En este sentido, la figura de la Beata Madre Teresa de Calcuta es
emblemática: el centenario de su nacimiento se ha celebrado en Tirana,
en Skopje, en Pristina, así como en India; le han rendido un vibrante
homenaje, no sólo la Iglesia, sino también las autoridades civiles y los
jefes religiosos, sin contar personas de todas las confesiones. Ejemplos
como el suyo muestran al mundo cuánto puede beneficiar a la sociedad el
compromiso que nace de la fe.
Que ninguna sociedad humana se prive voluntariamente de la
contribución fundamental que constituyen las personas y las comunidades
religiosas.
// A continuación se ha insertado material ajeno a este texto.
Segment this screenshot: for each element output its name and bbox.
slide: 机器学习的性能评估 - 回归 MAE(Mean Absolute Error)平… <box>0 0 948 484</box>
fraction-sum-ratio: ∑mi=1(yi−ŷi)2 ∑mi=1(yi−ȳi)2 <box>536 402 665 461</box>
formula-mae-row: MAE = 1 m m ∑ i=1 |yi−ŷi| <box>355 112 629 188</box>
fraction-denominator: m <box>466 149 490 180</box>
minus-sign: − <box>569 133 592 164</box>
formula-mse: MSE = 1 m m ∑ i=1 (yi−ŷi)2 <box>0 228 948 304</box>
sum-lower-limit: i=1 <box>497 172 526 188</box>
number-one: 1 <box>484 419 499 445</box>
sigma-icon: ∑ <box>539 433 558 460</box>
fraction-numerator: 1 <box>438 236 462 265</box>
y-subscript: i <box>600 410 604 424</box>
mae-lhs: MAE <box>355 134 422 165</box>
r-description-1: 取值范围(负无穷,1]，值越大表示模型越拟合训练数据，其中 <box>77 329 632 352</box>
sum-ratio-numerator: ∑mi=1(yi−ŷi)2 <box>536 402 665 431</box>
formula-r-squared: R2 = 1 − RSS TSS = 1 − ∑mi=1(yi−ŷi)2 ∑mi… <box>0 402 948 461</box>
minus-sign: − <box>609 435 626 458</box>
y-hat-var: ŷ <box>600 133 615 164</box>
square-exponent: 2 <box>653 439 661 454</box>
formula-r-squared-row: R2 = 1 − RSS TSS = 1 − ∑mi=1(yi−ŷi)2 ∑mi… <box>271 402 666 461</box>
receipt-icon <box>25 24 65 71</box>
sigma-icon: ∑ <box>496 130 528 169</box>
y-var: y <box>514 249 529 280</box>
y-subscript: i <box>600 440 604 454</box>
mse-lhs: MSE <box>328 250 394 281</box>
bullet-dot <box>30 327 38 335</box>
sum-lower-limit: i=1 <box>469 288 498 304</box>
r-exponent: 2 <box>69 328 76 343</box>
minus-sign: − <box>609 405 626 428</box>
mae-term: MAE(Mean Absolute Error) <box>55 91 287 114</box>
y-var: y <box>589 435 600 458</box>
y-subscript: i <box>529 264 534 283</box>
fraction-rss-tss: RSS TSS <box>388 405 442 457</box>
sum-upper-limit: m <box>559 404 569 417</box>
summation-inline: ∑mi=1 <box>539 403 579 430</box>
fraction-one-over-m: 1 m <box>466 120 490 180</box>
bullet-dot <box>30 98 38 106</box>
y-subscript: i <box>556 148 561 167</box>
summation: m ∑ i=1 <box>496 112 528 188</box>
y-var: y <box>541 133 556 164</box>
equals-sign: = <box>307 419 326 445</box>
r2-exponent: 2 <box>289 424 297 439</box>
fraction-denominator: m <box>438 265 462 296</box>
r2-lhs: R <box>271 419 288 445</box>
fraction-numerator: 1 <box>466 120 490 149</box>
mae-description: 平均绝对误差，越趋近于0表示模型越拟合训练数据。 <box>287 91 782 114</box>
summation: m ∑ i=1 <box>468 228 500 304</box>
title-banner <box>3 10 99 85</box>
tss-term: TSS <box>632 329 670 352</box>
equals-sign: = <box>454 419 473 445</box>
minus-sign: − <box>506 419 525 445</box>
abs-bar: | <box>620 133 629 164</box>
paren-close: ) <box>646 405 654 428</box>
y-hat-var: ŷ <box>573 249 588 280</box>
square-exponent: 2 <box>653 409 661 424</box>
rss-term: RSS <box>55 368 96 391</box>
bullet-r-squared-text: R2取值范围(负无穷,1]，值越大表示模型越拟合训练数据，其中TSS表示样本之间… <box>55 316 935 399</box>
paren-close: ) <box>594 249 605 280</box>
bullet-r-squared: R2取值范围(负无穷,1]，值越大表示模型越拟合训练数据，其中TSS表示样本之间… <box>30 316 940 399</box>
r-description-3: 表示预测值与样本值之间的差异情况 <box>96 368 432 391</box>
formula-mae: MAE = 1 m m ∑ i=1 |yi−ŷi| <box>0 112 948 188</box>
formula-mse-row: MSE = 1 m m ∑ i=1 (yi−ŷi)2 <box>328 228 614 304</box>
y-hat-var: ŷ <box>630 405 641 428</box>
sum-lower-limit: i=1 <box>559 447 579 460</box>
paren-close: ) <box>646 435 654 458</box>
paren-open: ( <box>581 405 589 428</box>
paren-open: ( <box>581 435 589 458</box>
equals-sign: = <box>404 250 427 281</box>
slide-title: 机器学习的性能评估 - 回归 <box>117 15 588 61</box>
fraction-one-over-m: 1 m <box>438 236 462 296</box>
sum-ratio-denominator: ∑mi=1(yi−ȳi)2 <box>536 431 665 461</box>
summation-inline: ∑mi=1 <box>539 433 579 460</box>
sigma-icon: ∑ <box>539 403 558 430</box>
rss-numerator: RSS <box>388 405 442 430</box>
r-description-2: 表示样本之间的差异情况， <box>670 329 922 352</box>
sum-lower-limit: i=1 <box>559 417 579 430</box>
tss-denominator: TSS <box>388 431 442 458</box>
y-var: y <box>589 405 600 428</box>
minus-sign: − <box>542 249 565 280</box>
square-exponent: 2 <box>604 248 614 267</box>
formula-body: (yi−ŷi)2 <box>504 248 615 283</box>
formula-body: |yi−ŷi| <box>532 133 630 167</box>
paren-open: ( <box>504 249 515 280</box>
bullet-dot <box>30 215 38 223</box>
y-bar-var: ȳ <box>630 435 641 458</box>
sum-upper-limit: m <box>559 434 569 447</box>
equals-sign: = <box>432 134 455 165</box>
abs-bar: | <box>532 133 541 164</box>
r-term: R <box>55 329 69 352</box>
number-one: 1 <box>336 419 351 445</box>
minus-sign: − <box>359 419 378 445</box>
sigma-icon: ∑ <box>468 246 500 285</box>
Como recuerda el Concilio Vaticano II, la sociedad,
asegurando plenamente a todos la justa libertad religiosa, podrá así
gozar «de los bienes de la justicia y de la paz que dimanan de la
fidelidad de los hombres a Dios y a su santa voluntad» (Decl.
Dignitatis Humanae, 6).
Por eso, mientras formulo votos para que este nuevo año sea rico en
concordia y en un progreso real, exhorto a todos, responsables
políticos, jefes religiosos y personas de toda clase, a emprender con
determinación el camino hacia una paz auténtica y estable, que pase por
el respeto del derecho a la libertad religiosa en toda su amplitud.
Sobre este compromiso, que para hacerse realidad necesita del empeño
de toda la familia humana, invoco la Bendición de Dios Todopoderoso, que
por su Hijo Jesucristo, nuestra paz, llevó a cabo nuestra reconciliación
con él y entre nosotros (Ef. 2, 14).